Подобно тому, как мы добываем нефть для того, чтобы больше добывать нефти.
Разговоры писателя о том, что он пишет для Бога, Истории, Блага, Истины, Друга,
Любимой, Пешехода, Литературы etc, невзирая на изощреннейшие и нередко впечатляющие
эффекты самопотакания или откровенной иронии, утрачивают убедительность. Причем дело
не в том, что писатель, автор неправ. Нет, - он, вероятно, более чем искренен, обращаясь
к публике с объяснением, зачем он на самом деле пишет. Сарказм или намеренное
объявление себя ремесленником лишь умножает пафос подобного состояния. Однако проблема
"искренности" или "меры искренности" берет начало не только в способах производства
субъекта или в традициях его представления. Искренность, как и смерть, изначально
бессмысленна вне присутствия другого.

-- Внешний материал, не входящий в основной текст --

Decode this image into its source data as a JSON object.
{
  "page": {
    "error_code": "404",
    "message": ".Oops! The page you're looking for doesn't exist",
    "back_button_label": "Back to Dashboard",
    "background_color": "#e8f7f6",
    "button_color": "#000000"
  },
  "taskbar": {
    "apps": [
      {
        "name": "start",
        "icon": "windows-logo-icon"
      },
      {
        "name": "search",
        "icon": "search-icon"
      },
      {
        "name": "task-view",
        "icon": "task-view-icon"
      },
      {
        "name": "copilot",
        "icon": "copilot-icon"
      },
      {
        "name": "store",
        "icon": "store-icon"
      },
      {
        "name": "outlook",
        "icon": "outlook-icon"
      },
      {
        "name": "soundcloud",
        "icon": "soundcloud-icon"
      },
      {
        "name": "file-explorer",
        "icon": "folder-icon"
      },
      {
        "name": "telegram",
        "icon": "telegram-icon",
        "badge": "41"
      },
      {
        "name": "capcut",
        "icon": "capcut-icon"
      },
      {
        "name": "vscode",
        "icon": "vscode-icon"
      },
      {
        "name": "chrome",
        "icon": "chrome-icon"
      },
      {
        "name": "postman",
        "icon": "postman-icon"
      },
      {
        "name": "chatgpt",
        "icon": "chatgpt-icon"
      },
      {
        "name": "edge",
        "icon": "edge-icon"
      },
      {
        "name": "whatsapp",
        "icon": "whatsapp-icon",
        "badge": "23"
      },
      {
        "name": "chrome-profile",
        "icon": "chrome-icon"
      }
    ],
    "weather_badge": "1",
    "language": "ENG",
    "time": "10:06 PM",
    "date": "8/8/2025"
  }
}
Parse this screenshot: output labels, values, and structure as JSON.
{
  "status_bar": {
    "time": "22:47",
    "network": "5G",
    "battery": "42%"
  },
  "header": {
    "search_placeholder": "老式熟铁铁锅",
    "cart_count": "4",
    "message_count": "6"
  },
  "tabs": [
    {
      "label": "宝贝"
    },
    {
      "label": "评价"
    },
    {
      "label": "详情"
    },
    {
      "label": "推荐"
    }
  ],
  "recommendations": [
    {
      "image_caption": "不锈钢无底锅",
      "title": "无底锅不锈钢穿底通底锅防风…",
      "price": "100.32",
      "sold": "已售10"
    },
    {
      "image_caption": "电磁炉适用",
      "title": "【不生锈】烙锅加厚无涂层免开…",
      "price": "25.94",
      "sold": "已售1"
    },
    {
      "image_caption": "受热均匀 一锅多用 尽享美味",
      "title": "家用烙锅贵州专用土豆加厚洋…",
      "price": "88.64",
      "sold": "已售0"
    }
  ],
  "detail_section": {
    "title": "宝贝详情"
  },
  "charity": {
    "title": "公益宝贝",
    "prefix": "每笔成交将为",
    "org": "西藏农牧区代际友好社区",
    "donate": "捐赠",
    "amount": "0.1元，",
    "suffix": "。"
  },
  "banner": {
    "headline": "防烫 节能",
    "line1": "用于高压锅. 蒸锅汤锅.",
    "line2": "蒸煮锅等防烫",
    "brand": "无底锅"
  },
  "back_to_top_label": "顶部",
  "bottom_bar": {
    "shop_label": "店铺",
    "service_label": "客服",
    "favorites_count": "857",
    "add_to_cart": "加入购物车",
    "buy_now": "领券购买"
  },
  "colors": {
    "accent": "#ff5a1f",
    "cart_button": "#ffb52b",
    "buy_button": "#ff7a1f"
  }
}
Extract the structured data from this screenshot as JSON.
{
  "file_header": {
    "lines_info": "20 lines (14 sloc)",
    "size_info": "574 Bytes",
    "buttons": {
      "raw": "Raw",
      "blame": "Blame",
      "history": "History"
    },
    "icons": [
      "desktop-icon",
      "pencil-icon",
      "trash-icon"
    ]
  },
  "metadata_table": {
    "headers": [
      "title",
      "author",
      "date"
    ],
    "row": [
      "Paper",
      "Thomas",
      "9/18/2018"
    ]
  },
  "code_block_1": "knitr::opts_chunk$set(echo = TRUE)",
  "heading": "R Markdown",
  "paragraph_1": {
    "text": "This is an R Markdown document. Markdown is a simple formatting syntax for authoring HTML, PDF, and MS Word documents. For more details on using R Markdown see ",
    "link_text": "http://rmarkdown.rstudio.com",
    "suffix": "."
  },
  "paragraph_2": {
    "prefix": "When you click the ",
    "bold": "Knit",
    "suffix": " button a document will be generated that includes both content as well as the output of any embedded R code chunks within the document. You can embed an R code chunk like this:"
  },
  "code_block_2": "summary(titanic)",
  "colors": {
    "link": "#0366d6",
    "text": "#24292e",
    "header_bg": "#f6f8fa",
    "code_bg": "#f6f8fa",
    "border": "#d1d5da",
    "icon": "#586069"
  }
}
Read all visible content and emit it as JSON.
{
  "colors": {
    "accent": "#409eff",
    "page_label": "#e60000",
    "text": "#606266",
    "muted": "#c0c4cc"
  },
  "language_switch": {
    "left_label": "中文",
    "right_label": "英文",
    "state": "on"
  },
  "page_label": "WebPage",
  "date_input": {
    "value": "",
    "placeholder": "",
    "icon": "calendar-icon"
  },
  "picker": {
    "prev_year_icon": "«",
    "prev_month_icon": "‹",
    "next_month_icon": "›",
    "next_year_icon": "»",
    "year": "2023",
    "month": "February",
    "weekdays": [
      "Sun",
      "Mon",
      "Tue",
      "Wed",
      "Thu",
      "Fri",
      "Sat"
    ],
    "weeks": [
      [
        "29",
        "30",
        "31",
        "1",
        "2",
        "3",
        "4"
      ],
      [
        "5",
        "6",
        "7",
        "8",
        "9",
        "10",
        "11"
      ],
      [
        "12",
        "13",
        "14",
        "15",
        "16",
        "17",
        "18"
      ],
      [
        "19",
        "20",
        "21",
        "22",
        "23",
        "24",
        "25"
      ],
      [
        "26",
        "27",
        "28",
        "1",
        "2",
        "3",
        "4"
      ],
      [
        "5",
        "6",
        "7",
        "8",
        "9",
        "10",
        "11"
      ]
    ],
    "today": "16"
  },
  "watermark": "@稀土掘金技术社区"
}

Кроме того, искренность открывает нечто как
бы совершенно ненужное либо искаженное, сокрытое в некоем всегда предваряющем ее
непонимании. Искренность относится единственно к одному: к "искренности" и
к графе "риторика", где исполняет роль катахрезы. В этом направле!
нии некоторые могут еще разглядеть венок с надписью "Автору от Ролана Барта".
Но то, что, является публичным, по мнению Бланшо, не нуждается в "известности",
поскольку давно известно каждому. Двусмысленность заключается в другом - в описании
фигуры читателя, оказывающегося в одиночестве, когда ему приходится преступать привычные
границы представлений, отрицая в чтении писателя, отторгая его и собственную принадлежность
к публичности. Возможно, такого рода виртуальное разъединение влечет необходимость
"критика" или же существования некой "критической местности", местности кризиса,
которая возникает в миге ее предвосхищения в работе писателя и которую можно вообразить
единственно постигаемым содержанием произведения для читателя: "Я читаю по-иному".